As the 1990s drew to a close, it was increasingly clear to analysts that the e-commerce world was becoming dangerously overcrowded, with sectors struggling to support more players than the market could reasonably maintain. The beauty products, consumer electronics, pets, and other consumer-goods sectors all featured upwards of 10 companies—all of them with large piles of capital backing—competing for what were actually exceptionally small and unproven markets. Other sectors, including those trafficking in Web content, enjoyed fantastic initial public offerings only to go belly up as market realities caught up.

For example, in 1999, there were over a dozen variations on the pets e-commerce theme, and while some enjoyed the support of major pet-supply chains like PETsMART and Petco Animal, few of them could boast anything close to a sound business strategy. For instance, Business Week reported in March 2000, just as the shakeout was beginning, that market leader Pets.com was collecting only about 43 cents in consumer sales for every dollar it spent on supplies, and that was before other major expenditures such as advertising and distribution. The online operation at PETsMART, meanwhile, collected only 62 cents for each dollar spent on supplies. This scene was repeated in dozens of market sectors, leaving it to investors and consumers to separate the wheat from the chaff. For most market sectors, those e-commerce players that weren't ranked first or second were extremely hard-pressed to stay afloat, and as brick-and-mortar firms caught up with dot-coms in e-commerce strategy, that factor grew more pronounced.

One clear sign that consolidation was in the cards for the dot-com industry was the surprise announcement in January 2000 that America Online, the largest property on the Internet, would merge with the media giant Time Warner. This, perhaps more than any major business realignment, signaled that the exclusively Internet-based business wasn't destined to displace the traditional bricks-and-mortar firm; rather, the future of e-commerce was likely to witness a blurring line between the two. When, a few months later, the bottom began to fall out of the Internet economy and the well of venture capital suddenly ran dry, e-commerce players scrambled to make themselves attractive to potential suitors. The survival method thus shifted from the reliance on stratospheric market capitalization to absorption into a deep-pocketed traditional business. Suddenly, dot-coms found that profitability was for the first time a major factor in the evaluation of their firms.

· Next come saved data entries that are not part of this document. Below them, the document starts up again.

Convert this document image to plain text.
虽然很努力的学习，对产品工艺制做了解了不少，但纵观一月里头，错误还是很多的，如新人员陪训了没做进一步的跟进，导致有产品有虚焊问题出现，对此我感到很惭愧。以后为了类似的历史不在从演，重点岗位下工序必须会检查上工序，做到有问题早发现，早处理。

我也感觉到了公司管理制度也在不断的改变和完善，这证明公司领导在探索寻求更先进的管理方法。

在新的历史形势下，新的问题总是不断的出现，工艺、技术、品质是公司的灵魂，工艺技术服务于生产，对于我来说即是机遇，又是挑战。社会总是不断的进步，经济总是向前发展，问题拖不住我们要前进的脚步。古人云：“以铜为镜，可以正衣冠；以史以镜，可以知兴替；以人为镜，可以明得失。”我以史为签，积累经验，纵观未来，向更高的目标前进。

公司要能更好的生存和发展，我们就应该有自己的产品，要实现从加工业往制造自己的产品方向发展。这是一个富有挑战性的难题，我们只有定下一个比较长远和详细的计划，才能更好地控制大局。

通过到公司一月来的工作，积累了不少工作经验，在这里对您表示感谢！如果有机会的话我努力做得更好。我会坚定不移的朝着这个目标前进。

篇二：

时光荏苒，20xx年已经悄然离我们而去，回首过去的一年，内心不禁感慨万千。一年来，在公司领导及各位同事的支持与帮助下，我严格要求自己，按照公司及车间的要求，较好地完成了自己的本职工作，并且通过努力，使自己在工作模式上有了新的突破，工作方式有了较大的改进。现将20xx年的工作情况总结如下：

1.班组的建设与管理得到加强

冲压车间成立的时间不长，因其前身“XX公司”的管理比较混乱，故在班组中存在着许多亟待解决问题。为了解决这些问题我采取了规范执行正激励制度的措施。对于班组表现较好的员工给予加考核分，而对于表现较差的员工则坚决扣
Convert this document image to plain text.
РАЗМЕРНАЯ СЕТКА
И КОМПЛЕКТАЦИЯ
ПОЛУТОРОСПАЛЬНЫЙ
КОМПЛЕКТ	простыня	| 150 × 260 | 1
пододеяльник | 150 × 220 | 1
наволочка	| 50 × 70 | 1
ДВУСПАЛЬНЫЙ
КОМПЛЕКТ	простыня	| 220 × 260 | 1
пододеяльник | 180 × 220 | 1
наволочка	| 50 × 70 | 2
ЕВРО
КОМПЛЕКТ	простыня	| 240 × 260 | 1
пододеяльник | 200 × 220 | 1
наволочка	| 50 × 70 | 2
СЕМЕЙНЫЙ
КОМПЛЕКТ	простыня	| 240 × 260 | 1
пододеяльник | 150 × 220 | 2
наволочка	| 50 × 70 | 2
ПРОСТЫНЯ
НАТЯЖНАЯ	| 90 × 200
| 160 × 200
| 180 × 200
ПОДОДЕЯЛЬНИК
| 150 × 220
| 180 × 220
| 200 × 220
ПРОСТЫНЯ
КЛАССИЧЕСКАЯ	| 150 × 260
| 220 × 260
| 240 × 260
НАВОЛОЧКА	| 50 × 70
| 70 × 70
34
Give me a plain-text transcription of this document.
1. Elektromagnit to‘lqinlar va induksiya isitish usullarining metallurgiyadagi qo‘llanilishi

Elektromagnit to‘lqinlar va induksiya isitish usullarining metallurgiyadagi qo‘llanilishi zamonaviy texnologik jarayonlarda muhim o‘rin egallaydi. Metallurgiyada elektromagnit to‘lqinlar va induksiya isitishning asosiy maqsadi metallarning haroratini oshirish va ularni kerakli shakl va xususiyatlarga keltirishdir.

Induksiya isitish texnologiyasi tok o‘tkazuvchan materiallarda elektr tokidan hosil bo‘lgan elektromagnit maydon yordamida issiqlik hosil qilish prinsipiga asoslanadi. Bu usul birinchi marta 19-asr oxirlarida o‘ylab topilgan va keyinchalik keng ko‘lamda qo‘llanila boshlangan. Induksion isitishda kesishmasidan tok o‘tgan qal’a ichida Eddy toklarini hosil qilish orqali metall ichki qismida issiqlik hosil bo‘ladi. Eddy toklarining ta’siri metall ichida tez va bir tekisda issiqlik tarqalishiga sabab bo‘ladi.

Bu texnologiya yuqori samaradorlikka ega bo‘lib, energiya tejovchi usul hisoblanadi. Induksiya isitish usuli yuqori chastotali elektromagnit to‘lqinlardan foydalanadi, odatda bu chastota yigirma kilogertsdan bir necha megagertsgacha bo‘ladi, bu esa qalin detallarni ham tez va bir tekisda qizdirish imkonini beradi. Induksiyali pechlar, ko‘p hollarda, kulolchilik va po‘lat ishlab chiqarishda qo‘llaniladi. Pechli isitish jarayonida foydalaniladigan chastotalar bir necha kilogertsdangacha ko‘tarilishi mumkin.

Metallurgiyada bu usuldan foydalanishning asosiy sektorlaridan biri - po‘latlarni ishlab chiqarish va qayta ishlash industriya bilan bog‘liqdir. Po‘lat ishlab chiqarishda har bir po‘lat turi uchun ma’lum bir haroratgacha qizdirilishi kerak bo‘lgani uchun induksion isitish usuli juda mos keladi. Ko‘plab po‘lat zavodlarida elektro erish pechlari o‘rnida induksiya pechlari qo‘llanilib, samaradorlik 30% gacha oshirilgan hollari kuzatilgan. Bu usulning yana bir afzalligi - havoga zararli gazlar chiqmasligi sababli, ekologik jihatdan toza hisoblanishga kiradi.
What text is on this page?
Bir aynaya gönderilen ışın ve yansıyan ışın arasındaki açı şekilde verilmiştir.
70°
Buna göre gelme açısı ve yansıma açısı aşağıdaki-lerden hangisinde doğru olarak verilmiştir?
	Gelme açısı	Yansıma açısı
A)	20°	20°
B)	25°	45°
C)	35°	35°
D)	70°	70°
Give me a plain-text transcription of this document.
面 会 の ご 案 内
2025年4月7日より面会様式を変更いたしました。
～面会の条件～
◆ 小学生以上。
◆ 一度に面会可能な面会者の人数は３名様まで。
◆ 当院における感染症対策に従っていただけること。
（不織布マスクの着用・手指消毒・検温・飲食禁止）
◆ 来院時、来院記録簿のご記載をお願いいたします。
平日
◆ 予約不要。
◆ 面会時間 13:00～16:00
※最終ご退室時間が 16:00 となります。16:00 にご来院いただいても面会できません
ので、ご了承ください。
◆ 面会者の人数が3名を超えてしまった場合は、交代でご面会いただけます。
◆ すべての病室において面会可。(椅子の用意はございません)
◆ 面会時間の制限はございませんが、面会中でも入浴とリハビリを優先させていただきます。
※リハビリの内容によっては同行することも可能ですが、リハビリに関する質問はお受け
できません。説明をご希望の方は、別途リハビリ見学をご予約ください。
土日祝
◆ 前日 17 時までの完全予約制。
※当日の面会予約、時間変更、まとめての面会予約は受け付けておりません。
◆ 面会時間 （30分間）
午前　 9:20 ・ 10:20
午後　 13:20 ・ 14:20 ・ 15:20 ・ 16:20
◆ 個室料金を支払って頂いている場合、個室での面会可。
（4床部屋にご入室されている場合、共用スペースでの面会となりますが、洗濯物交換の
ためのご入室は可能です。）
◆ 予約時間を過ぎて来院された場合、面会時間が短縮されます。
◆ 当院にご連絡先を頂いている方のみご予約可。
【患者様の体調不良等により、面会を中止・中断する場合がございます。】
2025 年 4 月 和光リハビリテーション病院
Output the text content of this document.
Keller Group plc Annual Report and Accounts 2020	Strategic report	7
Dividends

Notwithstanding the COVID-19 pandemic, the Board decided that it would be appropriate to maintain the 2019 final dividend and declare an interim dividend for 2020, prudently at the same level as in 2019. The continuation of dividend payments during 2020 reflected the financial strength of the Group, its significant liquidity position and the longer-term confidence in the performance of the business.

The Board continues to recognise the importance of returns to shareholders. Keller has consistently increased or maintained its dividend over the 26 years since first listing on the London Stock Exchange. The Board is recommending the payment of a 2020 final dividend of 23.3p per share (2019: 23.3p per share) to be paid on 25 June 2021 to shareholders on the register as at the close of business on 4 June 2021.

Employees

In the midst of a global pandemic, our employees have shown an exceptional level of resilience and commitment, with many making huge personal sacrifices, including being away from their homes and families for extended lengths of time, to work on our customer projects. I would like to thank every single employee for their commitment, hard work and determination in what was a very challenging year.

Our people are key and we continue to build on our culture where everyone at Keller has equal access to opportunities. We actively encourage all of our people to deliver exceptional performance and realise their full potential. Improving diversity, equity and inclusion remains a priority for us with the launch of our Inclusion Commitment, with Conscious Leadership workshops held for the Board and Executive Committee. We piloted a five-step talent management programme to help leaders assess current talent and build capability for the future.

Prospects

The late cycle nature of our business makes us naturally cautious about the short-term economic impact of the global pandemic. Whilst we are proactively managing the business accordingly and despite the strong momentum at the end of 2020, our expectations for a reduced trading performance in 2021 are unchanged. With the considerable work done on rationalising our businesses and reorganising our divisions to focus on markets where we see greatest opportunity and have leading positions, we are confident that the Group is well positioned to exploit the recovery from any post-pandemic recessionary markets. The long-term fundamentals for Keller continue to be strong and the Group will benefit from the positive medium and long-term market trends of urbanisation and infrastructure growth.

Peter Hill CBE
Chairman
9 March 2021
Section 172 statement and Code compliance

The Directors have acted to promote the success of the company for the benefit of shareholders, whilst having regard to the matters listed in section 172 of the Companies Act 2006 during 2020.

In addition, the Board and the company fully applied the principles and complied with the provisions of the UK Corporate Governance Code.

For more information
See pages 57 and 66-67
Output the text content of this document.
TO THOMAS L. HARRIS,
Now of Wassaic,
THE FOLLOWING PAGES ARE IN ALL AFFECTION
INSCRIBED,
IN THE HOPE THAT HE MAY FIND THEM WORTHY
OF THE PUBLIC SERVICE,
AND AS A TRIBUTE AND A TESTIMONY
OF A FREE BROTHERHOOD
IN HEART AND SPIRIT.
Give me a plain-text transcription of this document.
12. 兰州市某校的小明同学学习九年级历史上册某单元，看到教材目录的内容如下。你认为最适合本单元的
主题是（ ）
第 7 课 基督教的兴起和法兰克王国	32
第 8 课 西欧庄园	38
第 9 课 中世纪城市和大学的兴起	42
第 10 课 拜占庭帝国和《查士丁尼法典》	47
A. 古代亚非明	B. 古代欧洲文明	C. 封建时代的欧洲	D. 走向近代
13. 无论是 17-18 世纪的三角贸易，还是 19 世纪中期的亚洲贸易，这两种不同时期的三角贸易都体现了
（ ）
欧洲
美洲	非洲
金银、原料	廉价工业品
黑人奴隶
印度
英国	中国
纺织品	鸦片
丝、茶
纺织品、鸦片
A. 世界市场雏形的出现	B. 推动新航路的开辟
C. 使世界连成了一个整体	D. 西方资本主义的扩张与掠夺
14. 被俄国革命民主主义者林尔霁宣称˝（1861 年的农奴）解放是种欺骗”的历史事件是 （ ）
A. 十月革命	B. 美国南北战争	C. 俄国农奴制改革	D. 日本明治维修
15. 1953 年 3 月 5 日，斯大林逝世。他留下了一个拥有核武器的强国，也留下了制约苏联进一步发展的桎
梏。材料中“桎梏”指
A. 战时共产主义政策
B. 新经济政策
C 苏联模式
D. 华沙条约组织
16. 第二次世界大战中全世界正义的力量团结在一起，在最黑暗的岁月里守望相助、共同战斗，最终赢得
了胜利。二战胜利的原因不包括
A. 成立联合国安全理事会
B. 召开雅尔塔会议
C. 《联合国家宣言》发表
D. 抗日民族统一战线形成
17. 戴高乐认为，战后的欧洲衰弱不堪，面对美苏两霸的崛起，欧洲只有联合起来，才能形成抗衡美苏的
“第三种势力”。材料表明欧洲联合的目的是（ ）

Other companies, convinced that the B2C (business-to-consumer) model was a dead end, quickly transformed themselves to take advantage of the B2B (business-to-business) market. However, while the shakeout in the latter sector wasn't as pronounced or as dramatic as that in the B2C field, B2B soon found that it, too, fell prey to the backlash against e-commerce. Particularly in the realm of business-to-business exchanges, it was simply a matter of too many businesses and too little differentiation, leading inevitably toward consolidation. As a result, B2B exchanges en masse either scrambled for particular niches or sought out a buyer. According to Computerworld, more than half of the 900 B2B e-marketplaces in existence in mid-2000 were defunct by the end of that year.